The impact became clear over the weekend when two Boeing planes were returned to Seattle from China rather than going to their intended Chinese customers.
This could be just the beginning of Boeing’s trade problems. China represents the largest and fastest-growing market for commercial jets, expected to purchase 8,830 new planes over the next 20 years – 10-15% of global demand.
Trade tensions have already caused Boeing to lose market share in China to European rival Airbus. Chinese customers ordered 122 Boeing planes in 2017-2018, but only 28 in the six years since, mostly freighters or orders from leasing companies.
Boeing hasn’t reported a single order for a passenger jet from a Chinese airline since 2019.
Supply Chain Vulnerability
Beyond sales challenges, Boeing faces potential manufacturing disruptions. The company relies on foreign-made parts for about 80% of its planes’ content, according to CEO Kelly Ortberg’s recent congressional testimony.
The 787 Dreamliner, Boeing’s most valuable and expensive plane, uses wings from Japan. Finding new American suppliers would be extremely difficult, as each new part would require Federal Aviation Administration recertification – a process that can take over a year.
Foreign parts with added tariffs would raise the cost of building an already expensive $50-100 million aircraft by millions more. It’s unclear whether any Boeing customer would be willing to absorb these additional costs.
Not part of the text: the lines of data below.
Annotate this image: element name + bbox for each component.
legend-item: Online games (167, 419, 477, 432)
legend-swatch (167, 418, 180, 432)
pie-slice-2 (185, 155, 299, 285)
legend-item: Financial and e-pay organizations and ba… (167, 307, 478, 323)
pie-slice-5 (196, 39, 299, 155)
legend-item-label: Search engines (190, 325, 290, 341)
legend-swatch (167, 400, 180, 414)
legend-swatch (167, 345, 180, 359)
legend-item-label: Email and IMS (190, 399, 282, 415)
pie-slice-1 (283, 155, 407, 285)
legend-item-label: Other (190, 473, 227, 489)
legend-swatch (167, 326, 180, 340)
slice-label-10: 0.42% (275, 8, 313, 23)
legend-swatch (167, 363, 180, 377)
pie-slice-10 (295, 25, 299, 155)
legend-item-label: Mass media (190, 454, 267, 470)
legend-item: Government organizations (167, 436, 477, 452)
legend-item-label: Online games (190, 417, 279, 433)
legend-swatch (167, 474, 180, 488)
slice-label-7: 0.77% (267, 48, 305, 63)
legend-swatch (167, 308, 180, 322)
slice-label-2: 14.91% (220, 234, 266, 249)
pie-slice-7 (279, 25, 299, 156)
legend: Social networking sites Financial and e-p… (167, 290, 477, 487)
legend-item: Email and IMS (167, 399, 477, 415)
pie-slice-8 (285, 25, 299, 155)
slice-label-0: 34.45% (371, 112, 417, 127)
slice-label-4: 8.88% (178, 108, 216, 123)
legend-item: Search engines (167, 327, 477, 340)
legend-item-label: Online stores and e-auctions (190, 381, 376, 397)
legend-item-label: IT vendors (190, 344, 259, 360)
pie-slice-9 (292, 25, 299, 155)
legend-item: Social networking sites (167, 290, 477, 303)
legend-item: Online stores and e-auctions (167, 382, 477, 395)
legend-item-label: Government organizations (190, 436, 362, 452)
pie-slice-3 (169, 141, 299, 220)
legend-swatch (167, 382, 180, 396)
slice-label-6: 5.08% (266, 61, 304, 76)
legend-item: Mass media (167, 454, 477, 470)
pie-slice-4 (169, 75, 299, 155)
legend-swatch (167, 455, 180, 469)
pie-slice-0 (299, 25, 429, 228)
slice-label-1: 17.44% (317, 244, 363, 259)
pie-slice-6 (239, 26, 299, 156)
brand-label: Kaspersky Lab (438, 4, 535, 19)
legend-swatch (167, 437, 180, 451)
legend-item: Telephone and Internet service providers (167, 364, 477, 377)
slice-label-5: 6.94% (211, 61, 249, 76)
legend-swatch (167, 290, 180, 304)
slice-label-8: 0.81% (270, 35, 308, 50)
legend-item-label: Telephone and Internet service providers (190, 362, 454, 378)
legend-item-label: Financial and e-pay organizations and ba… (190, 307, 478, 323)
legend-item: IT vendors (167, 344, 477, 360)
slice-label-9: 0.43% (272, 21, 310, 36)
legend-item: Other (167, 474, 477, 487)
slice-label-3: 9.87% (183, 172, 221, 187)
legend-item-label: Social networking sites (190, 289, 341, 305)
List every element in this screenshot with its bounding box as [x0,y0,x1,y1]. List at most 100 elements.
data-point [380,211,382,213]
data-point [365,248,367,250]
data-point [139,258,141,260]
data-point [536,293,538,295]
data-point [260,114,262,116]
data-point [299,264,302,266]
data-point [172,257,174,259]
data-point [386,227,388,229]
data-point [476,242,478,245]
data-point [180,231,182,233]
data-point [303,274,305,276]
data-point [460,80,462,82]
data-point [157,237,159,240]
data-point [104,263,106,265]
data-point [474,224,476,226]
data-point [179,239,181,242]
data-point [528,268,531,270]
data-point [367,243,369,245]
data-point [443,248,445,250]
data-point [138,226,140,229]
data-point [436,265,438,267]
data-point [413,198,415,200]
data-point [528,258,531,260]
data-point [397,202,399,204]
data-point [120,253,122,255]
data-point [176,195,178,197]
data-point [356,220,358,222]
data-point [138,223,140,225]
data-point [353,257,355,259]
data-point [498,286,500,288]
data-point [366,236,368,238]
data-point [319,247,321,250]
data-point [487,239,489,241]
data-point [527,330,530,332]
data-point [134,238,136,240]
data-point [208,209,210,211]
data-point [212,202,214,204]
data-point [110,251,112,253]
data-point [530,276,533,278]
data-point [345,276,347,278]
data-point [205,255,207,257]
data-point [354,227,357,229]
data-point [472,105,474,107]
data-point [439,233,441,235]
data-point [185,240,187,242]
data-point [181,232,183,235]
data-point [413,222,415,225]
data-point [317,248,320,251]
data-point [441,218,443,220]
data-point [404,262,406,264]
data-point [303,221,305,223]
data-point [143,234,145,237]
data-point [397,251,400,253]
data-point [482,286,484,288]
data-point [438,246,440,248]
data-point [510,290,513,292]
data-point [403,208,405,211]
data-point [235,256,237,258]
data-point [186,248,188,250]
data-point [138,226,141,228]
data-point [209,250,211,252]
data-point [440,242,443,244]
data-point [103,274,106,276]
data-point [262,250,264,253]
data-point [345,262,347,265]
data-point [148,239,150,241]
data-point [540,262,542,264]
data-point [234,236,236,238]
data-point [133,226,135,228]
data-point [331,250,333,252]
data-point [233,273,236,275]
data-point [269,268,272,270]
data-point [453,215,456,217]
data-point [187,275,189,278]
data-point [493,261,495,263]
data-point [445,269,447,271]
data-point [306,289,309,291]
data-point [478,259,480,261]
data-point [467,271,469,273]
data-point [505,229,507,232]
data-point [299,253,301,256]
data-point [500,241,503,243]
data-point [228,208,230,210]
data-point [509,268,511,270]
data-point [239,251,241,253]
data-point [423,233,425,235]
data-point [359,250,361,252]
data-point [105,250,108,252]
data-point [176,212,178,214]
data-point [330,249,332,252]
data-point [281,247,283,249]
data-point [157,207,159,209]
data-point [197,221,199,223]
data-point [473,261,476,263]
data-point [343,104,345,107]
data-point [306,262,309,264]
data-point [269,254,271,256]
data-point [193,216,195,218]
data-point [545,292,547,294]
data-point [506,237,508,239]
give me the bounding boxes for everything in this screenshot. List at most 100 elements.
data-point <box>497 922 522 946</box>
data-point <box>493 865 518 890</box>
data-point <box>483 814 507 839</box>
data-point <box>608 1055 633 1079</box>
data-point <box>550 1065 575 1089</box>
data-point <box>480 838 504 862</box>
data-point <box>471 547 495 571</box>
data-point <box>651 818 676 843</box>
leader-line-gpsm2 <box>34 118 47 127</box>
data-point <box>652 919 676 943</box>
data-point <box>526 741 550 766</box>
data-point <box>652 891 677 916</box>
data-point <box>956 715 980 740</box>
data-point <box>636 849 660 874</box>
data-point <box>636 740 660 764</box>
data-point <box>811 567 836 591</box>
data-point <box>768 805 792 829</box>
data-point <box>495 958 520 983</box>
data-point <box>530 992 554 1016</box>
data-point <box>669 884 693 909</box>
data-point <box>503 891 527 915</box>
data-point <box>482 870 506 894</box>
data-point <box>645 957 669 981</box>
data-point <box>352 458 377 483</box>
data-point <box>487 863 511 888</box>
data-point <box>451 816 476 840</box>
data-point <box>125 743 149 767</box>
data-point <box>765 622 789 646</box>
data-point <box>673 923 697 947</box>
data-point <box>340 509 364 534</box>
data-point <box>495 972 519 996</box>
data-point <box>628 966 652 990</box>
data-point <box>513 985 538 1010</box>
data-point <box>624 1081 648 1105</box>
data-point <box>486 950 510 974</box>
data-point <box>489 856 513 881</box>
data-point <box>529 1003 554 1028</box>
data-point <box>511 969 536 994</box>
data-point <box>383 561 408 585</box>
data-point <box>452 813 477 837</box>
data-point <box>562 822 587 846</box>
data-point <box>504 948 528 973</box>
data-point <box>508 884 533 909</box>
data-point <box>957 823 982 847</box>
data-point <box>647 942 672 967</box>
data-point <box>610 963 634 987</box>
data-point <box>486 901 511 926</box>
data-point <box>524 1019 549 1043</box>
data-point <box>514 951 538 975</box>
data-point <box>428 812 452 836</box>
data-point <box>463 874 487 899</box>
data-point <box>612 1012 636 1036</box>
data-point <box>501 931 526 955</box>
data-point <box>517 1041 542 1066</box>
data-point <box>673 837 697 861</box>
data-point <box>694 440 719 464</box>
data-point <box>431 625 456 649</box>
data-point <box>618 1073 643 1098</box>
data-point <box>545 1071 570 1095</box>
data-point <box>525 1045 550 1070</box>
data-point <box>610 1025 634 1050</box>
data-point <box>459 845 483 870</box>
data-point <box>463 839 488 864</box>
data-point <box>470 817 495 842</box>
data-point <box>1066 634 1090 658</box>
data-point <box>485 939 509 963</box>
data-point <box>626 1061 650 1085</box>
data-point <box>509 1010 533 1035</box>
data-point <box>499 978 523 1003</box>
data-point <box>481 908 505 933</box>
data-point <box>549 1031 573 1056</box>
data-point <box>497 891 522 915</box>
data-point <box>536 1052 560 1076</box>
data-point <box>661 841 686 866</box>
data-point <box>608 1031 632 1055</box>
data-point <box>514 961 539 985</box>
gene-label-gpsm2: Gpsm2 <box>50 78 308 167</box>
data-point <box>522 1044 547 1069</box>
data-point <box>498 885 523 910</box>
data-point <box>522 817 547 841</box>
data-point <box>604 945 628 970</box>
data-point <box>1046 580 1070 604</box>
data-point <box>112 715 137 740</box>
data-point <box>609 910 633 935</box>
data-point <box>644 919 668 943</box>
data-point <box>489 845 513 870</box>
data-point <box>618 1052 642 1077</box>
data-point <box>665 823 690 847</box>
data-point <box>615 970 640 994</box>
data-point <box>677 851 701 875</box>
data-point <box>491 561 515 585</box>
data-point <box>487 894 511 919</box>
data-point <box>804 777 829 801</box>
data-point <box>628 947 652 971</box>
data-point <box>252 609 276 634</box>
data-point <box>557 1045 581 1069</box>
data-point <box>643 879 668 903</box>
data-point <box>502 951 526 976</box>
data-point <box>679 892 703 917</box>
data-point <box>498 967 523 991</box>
Boeing certainly can’t afford to. The company hasn’t reported a full-year profit since 2018, accumulating $51 billion in operating losses since then. Another loss is expected when it reports Wednesday.
Boeing’s importance to the US economy can’t be overstated. Despite its troubles, the company estimates it supports 1.6 million jobs directly and indirectly, including nearly 150,000 of its own employees.
The company has a substantial backlog of orders from Chinese airlines – 195 planes, plus orders for 678 additional planes from unidentified airlines, many of which could also be from China.
While Boeing might find alternative buyers for canceled Chinese orders given its multi-year global backlog, additional countries implementing tariffs would create much bigger problems.
Options markets suggest Boeing shares may move about 5% up or down following earnings. The stock has moved an average of about 2% after the past four quarterly reports, rising twice and falling twice.
Coming into Wednesday’s trading, Boeing stock was down about 8% year to date, roughly in line with the 8% decline in the Dow Jones Industrial Average.